Anna (sólo Dermot O'Dwyer llamaba a su hija Anna Melody) miraba cómo su padre rebuscaba entre la hierba del arriate y deseó que fuera como los abuelos de otros niños. El padre de Paco, llamado Héctor Solanas como su abuelo, siempre había ido perfectamente vestido y afeitado, hasta en los días de diario. Llevaba jerséis de cachemira, camisas traídas de Savile Row, Londres, y había hecho gala de una gran dignidad, como el rey Jorge de Inglaterra. Para Anna él había sido lo más cercano a la realeza, y nunca había caído de su pedestal. Incluso después de muerto su sombra seguía cerniéndose sobre ella, y Anna todavía añoraba su aprobación. Después de tantos años aún anhelaba poder llegar a sentirse parte de aquel mundo, lo que, de algún modo y a pesar de todos sus esfuerzos, seguía eludiéndola. A veces tenía la impresión de estar mirando el mundo que la rodeaba desde el otro lado de un invisible cristal, un lugar en el que nadie parecía capaz de llegar a ella.

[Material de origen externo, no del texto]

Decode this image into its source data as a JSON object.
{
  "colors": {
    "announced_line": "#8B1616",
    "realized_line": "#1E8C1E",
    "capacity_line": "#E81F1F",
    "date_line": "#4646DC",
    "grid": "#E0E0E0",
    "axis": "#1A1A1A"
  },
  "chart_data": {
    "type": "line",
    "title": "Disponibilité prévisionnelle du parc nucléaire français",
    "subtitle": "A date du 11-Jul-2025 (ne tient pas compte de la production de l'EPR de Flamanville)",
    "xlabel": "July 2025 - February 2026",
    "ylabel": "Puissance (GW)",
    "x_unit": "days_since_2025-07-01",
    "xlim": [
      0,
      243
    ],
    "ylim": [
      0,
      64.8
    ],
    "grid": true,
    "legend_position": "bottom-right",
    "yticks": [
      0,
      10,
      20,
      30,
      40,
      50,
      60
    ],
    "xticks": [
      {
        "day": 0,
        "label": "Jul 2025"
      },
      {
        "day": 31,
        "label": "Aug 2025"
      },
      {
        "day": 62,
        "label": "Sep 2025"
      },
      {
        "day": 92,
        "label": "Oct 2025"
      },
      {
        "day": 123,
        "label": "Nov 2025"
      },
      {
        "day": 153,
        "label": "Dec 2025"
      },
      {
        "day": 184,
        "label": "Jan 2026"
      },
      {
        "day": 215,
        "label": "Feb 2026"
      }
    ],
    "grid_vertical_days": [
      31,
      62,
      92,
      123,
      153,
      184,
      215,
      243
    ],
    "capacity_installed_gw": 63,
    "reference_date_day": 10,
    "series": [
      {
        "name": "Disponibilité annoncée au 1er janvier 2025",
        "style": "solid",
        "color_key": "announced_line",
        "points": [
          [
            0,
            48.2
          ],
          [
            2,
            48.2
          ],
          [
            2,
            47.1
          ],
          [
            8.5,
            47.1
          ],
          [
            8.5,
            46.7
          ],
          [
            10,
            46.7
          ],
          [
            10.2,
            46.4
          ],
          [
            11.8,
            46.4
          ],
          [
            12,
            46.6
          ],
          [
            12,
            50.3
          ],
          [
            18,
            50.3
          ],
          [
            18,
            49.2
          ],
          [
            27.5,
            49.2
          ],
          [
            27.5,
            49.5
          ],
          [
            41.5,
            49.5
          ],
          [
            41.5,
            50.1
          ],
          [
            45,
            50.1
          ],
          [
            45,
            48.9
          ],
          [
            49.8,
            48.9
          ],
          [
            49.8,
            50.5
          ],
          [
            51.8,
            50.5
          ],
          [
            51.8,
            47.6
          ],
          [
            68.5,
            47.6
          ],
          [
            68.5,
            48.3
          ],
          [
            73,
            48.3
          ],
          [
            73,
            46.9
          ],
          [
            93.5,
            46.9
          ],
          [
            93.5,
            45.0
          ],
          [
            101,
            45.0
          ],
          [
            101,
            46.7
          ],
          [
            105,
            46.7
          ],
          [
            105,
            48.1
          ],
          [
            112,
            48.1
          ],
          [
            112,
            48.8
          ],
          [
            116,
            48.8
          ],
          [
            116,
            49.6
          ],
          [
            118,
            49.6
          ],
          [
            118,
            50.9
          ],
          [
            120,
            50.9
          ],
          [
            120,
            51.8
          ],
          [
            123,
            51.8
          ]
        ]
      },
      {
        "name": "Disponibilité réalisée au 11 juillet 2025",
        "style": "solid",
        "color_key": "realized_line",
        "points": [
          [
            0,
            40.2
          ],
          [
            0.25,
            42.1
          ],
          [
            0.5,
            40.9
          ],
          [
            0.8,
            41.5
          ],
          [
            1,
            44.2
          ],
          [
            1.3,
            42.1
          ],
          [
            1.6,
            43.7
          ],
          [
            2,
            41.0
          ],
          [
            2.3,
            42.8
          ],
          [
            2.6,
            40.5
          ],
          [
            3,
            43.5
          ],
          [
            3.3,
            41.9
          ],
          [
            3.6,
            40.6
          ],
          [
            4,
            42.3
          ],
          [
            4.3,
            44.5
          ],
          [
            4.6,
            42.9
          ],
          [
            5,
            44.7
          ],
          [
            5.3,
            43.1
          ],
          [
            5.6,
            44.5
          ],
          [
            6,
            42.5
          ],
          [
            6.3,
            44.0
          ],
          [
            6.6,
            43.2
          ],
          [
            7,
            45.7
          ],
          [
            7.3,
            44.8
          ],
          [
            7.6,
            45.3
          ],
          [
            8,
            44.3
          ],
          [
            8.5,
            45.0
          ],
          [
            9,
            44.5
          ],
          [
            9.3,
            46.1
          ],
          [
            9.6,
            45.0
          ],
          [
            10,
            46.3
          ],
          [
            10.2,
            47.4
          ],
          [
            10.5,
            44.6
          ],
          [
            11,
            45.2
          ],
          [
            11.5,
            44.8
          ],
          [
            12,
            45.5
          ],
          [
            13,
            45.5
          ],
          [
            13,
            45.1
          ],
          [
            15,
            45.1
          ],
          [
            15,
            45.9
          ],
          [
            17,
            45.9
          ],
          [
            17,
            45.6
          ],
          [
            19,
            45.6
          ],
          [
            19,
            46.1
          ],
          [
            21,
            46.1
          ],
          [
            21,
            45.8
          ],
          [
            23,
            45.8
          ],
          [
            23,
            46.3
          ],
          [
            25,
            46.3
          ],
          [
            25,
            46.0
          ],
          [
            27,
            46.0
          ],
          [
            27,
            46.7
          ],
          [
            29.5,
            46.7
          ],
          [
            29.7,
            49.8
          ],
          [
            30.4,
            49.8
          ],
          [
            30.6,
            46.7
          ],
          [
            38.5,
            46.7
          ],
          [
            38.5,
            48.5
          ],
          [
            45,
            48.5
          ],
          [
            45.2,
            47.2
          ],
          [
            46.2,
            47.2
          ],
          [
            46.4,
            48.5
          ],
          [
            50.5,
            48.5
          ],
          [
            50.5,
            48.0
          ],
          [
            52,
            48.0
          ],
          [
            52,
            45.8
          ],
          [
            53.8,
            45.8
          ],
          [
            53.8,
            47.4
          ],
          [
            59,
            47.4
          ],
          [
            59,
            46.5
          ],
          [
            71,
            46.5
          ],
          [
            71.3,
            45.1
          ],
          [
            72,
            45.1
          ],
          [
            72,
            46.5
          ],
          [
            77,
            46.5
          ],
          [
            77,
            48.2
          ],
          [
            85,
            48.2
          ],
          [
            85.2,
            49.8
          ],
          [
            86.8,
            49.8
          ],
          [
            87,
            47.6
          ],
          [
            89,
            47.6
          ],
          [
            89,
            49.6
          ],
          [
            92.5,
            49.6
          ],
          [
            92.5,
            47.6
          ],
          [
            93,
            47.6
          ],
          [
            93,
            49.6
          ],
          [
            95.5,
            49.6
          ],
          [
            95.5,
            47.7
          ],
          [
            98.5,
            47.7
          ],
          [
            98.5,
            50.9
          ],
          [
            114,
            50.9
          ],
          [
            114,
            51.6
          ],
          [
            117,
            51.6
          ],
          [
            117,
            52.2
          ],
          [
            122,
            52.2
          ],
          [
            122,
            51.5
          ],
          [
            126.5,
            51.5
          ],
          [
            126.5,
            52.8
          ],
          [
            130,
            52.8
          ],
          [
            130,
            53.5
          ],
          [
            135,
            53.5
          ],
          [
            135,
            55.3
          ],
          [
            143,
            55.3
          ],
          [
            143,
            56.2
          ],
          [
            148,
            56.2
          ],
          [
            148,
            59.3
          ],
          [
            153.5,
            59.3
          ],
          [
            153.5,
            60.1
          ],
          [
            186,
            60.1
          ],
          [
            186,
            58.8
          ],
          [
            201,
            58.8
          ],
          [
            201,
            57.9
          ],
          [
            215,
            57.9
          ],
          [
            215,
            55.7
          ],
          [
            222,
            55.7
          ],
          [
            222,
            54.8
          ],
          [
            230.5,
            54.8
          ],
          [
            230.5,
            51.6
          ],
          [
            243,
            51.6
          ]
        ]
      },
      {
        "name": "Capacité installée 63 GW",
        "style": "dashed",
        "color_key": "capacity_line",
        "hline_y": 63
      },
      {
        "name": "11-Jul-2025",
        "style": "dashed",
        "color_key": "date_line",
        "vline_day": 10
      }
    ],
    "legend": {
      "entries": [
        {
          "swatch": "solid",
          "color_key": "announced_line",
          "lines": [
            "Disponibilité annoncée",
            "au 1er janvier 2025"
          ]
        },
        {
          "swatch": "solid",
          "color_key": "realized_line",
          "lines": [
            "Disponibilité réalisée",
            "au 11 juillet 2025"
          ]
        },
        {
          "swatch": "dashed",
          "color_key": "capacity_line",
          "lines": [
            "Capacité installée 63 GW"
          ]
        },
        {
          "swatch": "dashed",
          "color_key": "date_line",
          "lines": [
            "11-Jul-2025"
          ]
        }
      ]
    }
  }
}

– Señora Anna, señora Anna, la señora Chiquita está al teléfono. Es para usted.

Anna volvió de golpe al presente y a su padre quien, como un botánico loco, podaba todo lo verde que encontraba a su paso.

– Gracias, Soledad. No esperaremos a la señorita Sofía. Cenaremos a las nueve, como siempre -replicó, y entró en la casa para hablar con su cuñada.